274667 Is BMI different among Asian American Ethnic Subgroups based on nativity and US-length of residence?

Monday, October 29, 2012 : 8:50 AM - 9:10 AM

Emma Sanchez-Vaznaugh, ScD MPH , Health Education, San Francisco State University, San Francisco, CA
Lisa Rosas, PhD MPH , Stanford Prevention Research Center, Stanford University, Palo Alto, CA
Dolly A. John, MPH , Dept. of Health Services, University of Washington School of Public Health, Seattle, WA
Brisa N. Sanchez, PhD , Department of Biostatistics, University of Michigan, Ann Arbor, MI
Objectives. To investigate whether the association between nativity, length of residence and BMI varied across diverse Asian ethnic groups in California. Methods: Using pooled data from the California Health Interview Survey for the years 2001, 2003 and 2005, the authors examined whether the relationship between nativity, US length of residence and BMI varied across six Asian ethnic groups (Filipinos, Koreans, Chinese, South Asians, Japanese and Vietnamese). Results. In crude analyses, there was evidence of a strong differential association between nativity, length of residence and BMI across Asian ethnic groups (p<.0001). After controlling for age, gender, and marital status, the association between nativity, length of residence and BMI continued to vary across subgroups; regardless of ethnicity, all US-born groups had higher BMI than their foreign-born counterparts, although the differences were not always statistically significant. The differences in BMI according to length of residence varied across ethnic groups both in terms of strength of the association and statistical significance. Conclusions. The association between nativity, US length of residence and BMI varies across Asian ethnic subgroups. Although, additional research is needed, the diversity in BMI patterns found in this study should be closely considered in future obesity prevention, treatment, and research efforts.

Learning Areas:
Chronic disease management and prevention
Diversity and culture
Public health or related research
Social and behavioral sciences

Learning Objectives:
1. Describe body mass index patterns across diverse Asian American subgroups in California. 2. Compare demographic and socioeconomic characteristics between Asian American subgroups. 3. Assess body weight patterns between Asian American subgroups according to nativity and length of residence in the United States.

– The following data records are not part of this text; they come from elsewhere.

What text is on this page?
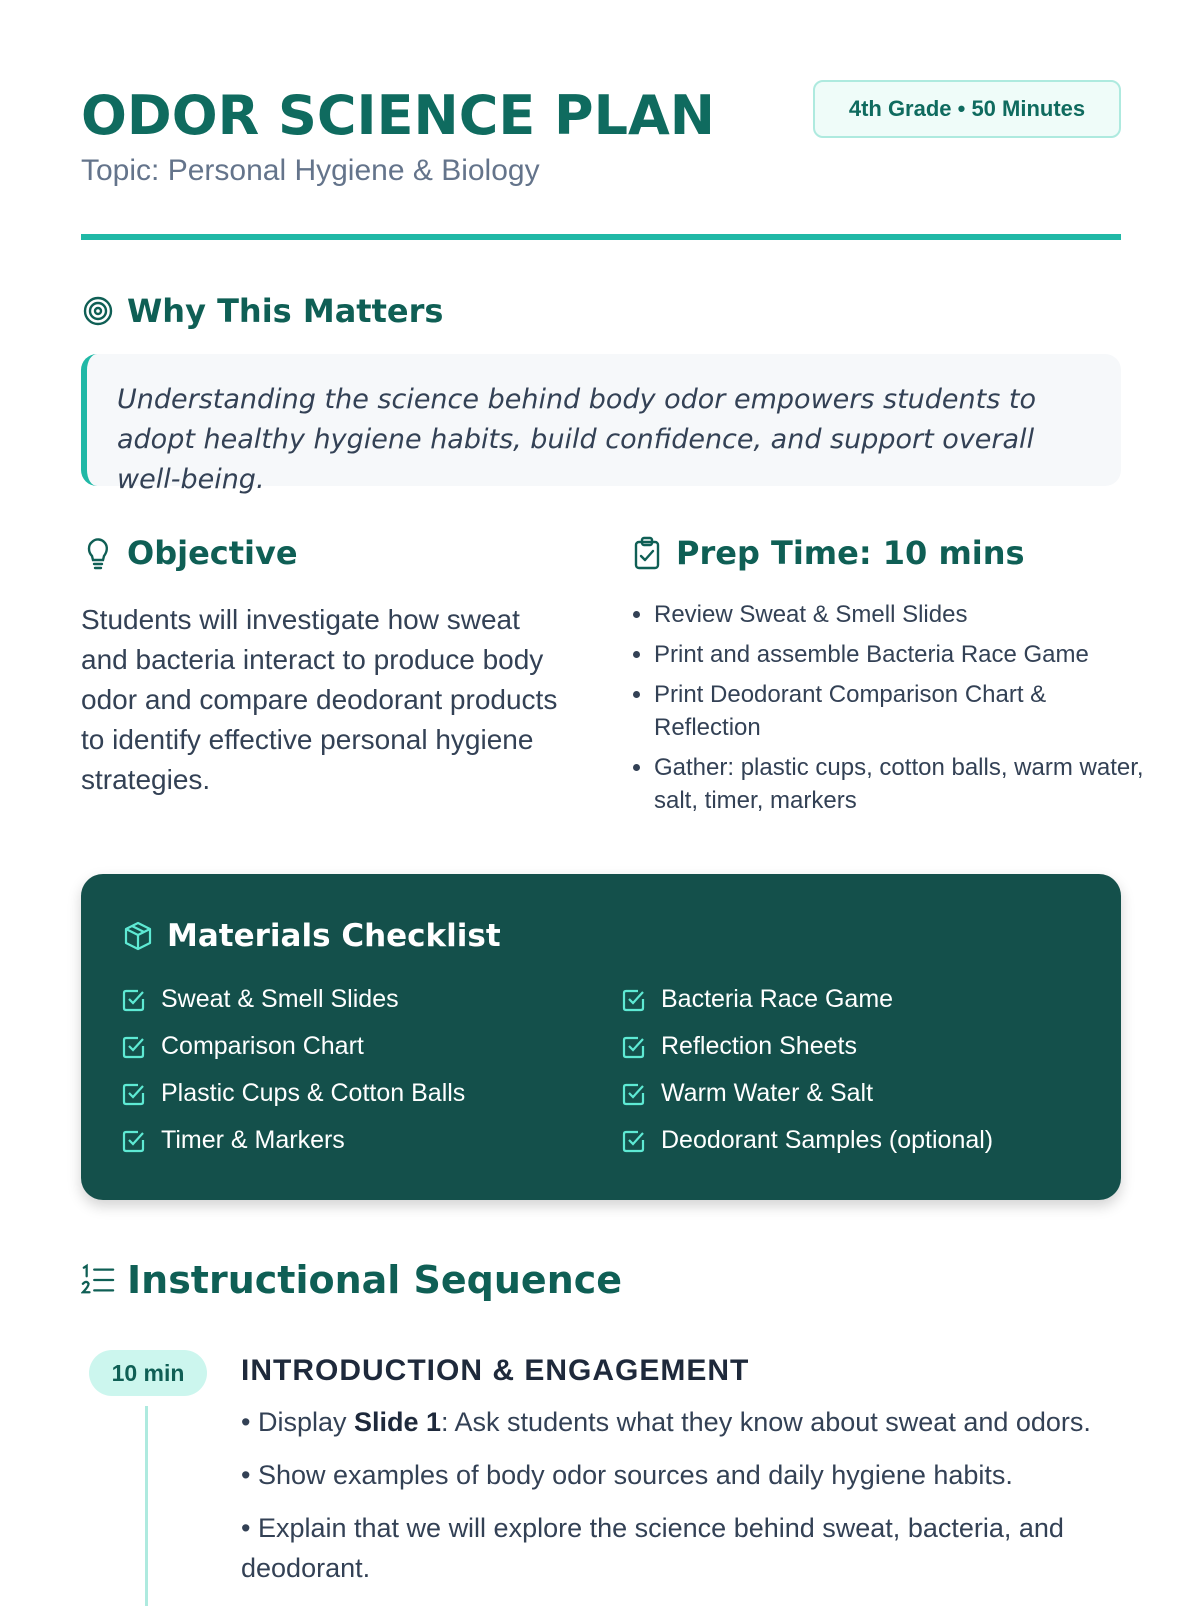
ODOR SCIENCE PLAN

Topic: Personal Hygiene & Biology

4th Grade • 50 Minutes
Why This Matters
Understanding the science behind body odor empowers students to adopt healthy hygiene habits, build confidence, and support overall well-being.
Objective

Students will investigate how sweat and bacteria interact to produce body odor and compare deodorant products to identify effective personal hygiene strategies.

Prep Time: 10 mins
• Review Sweat & Smell Slides
• Print and assemble Bacteria Race Game
• Print Deodorant Comparison Chart & Reflection
• Gather: plastic cups, cotton balls, warm water, salt, timer, markers
Materials Checklist
Sweat & Smell Slides	Bacteria Race Game
Comparison Chart	Reflection Sheets
Plastic Cups & Cotton Balls	Warm Water & Salt
Timer & Markers	Deodorant Samples (optional)
Instructional Sequence
10 min	INTRODUCTION & ENGAGEMENT

• Display Slide 1: Ask students what they know about sweat and odors.

• Show examples of body odor sources and daily hygiene habits.

• Explain that we will explore the science behind sweat, bacteria, and deodorant.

Presenting author's disclosure statement:

Qualified on the content I am responsible for because: I was trained in Social Epidemiology at the Harvard School of Public Health. I have extensive experience conducting epidemiologic research on the social determinants of health with a focus on immigrant status, socioeconomic factors and race/ethnicity. Additionally, I am an assistant professor at San Francisco State University, where I teach undergraduate and graduate courses in epidemiology and biostatistics.
Any relevant financial relationships? No

I agree to comply with the American Public Health Association Conflict of Interest and Commercial Support Guidelines, and to disclose to the participants any off-label or experimental uses of a commercial product or service discussed in my presentation.